KULAĞIMIZA GELENLER
Osman Nuri KOÇAK
Birkaç gündür kulağıma gelenlerden ürktüm.
İki gündür elim kalemime gidip gidip geliyor.
“Olmaz canım, olanaksız şeyler bunlar” diyorum. Ama içim içimi de yiyor.
Bir gazeteci olarak duyduğum meraktan değil.
Bir insan ve bir öğretmen olarak duyduğum ızdıraptan huzursuzluk duyuyorum.

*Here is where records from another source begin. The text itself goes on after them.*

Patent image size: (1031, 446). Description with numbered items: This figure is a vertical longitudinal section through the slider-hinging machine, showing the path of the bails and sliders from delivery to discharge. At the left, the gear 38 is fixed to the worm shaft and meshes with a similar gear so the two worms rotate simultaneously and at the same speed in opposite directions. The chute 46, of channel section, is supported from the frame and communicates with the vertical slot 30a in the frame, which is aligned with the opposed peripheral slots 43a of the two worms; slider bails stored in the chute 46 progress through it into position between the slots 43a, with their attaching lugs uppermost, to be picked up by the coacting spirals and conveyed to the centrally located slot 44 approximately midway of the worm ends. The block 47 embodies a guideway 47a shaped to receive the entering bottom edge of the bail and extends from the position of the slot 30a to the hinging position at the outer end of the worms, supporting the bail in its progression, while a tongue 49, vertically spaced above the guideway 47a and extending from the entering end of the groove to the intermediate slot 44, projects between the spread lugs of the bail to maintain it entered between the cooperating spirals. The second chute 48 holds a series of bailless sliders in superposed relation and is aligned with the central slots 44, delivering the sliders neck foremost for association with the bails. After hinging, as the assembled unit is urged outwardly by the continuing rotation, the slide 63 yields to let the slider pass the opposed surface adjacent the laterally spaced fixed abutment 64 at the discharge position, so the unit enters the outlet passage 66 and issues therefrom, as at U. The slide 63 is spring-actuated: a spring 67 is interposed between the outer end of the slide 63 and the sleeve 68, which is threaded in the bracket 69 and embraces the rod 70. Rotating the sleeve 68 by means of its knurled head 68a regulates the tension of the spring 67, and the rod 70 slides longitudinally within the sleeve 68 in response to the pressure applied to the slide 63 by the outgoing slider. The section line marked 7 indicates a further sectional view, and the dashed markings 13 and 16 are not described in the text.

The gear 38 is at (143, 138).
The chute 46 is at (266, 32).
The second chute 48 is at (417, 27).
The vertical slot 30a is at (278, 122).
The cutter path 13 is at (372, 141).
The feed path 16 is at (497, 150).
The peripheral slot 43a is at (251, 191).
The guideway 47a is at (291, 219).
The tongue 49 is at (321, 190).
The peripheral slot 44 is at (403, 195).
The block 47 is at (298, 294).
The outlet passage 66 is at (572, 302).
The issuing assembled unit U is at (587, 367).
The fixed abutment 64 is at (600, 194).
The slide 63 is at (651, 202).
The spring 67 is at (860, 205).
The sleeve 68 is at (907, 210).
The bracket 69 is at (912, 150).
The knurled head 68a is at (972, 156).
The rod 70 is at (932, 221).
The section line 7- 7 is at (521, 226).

Öğretmenlik peygamber mesleğidir ve bembeyaz bir tülbente benzer. En küçük bir kir çok uzaklardan fark edilir.
Ancak duyduklarım az uz kirlerden değiller.
Hem insanlık, hem de öğretmenlik onurumu incinmiş hissediyorum.
Bazı öğrencilerimize bazı öğretmenleri tarafından rahatsız edici teşebbüslerin yapıldığı konusunda tüm Karaman çalkalanıyor.
Az uz rakamdan da söz edilmiyor hani.
Hatta bazılarının bu konuda ceza alıp mahkûm oldukları da söylentiler arasında.
Ama her ne hikmetse herkes fısıltı ile konuşuyor.
Bir tedirginlik, bir çekingenlik, bir korku havası var ortalıkta.
Neler oluyor?
Muhtemelen yöneticilerimiz ve kolluk güçlerimiz gerekeni yapıyorlardır. Bundan bir endişem yok ama toplumu baskılayan da bir şeyler var ortada.
Böylesi ahlak dışı işlerde dahi susmaya alıştırılmış bir toplum ne zaman olduk?
En doğal ahlâki değerlerimizin ve inançlarımızın zedelenmesine karşı sesimiz neden çıkmıyor?
Yoksa bilmediğimiz bir mekanizmanın ağırlığı mı var üzerimizde…
Sokağa dökülüp şakilik yapalım diyen yok.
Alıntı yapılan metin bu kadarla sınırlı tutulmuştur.